Doveri degli Autori e delle Autrici
Gli Autori e le Autrici:
- assicurano di avere scritto contributi interamente originali. L’utilizzo del lavoro e/o delle parole di altri deve essere citato in maniera adeguata.
- riferiscono accuratamente nei contributi i riferimenti e le fonti della ricerca al fine di permettere ad altri di verificarne i risultati. Affermazioni inaccurate o false sono inaccettabili.

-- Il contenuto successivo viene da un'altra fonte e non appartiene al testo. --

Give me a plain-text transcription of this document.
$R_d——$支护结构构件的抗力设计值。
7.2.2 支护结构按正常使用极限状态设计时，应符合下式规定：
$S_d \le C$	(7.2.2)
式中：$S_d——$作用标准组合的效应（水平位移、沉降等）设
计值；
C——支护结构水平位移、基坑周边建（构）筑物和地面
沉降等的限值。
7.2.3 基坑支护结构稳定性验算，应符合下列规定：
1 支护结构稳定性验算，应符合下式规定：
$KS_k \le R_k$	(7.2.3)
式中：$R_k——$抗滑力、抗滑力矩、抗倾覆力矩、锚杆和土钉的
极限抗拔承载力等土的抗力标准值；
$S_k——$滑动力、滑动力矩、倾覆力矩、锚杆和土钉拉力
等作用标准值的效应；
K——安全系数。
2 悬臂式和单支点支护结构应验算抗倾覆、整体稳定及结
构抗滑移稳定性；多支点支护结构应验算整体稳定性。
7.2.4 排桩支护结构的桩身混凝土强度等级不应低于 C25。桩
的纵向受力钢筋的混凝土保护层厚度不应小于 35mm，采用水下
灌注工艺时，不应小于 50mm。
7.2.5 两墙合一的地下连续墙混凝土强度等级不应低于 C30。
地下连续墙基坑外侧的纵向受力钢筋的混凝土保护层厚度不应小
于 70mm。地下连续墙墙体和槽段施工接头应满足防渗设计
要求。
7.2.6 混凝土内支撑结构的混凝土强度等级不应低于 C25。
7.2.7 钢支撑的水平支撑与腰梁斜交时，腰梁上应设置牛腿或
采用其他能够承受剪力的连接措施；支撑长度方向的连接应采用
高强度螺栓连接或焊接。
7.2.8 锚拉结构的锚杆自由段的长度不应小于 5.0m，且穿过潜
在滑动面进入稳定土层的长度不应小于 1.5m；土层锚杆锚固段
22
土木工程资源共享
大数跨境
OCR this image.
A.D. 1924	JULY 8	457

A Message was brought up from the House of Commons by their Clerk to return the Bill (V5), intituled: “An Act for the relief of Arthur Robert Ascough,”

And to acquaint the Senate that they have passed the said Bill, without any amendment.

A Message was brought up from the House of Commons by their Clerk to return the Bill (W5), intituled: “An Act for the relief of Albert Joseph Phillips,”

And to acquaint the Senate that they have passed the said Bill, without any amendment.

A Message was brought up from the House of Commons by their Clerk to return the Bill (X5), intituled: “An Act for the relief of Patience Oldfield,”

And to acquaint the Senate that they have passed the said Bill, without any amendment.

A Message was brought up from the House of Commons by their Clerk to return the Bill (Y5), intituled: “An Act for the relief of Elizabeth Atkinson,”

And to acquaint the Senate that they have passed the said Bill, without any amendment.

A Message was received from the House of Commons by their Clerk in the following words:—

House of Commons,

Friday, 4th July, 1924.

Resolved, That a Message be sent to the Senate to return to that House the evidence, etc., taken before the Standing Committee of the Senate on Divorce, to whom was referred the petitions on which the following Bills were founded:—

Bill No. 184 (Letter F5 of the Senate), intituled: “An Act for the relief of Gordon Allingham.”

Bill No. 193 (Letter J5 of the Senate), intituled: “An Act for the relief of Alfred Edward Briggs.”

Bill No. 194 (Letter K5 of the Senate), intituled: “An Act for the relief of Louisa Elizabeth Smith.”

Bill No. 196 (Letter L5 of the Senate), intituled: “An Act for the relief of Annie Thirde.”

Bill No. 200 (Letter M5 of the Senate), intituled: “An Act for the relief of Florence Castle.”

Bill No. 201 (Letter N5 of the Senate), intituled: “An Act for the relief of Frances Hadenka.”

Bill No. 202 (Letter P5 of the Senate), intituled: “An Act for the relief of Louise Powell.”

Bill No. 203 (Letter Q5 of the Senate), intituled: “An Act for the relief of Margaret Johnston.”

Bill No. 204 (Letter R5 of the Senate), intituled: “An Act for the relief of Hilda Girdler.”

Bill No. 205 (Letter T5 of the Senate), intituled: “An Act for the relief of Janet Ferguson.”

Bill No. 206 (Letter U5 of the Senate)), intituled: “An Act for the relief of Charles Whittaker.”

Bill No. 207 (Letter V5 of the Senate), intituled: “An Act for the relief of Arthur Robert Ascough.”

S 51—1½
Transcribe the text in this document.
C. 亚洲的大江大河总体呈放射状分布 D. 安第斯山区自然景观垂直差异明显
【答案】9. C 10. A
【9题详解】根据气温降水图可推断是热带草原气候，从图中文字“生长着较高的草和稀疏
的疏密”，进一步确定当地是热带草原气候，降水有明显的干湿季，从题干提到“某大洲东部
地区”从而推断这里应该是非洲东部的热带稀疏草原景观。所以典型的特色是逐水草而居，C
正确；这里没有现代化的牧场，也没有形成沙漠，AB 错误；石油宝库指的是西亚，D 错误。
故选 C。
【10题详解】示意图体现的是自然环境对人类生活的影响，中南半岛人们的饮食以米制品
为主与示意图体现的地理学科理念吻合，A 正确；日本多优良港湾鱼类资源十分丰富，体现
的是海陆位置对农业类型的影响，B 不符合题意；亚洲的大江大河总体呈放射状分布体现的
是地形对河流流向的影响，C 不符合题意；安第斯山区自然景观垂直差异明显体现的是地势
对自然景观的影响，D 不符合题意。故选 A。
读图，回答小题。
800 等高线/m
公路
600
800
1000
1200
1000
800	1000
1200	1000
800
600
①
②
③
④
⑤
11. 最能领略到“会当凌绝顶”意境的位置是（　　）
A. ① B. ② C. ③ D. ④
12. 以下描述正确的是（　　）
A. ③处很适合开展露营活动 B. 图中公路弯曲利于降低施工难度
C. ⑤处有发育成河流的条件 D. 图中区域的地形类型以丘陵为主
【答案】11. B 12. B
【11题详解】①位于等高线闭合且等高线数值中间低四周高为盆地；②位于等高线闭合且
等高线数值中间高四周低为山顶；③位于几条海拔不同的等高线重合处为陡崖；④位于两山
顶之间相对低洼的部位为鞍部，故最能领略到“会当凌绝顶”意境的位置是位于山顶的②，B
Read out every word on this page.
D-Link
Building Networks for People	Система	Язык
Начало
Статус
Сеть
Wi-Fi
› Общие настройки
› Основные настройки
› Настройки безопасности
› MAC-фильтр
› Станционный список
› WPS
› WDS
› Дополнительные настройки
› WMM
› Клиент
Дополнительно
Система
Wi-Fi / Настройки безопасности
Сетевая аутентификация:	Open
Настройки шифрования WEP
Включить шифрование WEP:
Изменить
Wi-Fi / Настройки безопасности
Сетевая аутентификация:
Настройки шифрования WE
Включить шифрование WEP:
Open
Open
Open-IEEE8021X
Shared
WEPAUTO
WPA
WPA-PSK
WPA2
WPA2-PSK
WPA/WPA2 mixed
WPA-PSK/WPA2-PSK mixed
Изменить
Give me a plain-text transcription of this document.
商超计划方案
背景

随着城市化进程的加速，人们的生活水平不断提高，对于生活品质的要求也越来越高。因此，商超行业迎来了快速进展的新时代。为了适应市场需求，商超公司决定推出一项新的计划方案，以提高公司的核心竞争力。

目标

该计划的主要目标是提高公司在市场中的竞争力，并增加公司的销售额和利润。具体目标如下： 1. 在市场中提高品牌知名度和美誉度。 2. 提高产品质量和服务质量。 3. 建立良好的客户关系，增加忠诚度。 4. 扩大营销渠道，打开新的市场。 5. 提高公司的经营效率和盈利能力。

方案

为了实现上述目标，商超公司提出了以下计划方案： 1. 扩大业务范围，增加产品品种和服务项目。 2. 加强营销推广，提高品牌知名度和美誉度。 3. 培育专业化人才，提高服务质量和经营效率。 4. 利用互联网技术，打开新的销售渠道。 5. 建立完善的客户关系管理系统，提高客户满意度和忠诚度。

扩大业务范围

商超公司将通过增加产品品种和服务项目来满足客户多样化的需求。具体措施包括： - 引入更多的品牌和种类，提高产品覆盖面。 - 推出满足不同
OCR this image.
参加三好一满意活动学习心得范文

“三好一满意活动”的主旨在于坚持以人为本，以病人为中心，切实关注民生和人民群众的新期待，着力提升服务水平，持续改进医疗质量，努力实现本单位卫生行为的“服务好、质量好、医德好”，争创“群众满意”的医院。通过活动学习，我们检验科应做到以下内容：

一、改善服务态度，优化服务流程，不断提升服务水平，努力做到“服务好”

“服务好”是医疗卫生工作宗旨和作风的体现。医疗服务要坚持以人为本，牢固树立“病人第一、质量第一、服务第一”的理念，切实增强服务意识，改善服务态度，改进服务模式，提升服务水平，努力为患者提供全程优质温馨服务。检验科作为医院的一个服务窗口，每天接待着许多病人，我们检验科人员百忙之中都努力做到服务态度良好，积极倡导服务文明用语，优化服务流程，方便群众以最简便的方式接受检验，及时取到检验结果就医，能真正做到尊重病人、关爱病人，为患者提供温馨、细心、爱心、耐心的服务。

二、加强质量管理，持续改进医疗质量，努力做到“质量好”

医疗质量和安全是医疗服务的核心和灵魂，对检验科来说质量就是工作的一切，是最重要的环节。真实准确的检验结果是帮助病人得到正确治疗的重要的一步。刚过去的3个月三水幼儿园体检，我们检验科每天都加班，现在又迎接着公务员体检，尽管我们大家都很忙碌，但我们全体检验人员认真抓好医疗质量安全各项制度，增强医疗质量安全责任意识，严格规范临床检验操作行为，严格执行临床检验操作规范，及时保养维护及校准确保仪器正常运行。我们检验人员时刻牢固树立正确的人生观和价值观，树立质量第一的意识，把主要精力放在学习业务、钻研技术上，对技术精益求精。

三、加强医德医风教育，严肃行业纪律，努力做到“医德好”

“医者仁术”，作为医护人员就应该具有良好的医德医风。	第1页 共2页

- non propongono contributi pubblicati o in corso di pubblicazione in altri periodici o volumi. Nel caso in cui il contributo venga successivamente pubblicato in altri periodici o volumi, sarà fatto espresso riferimento alla pubblicazione sulla Italian Review of Legal History.
- apportano le correzioni e integrazioni secondo la procedura sopra indicata (n. 10).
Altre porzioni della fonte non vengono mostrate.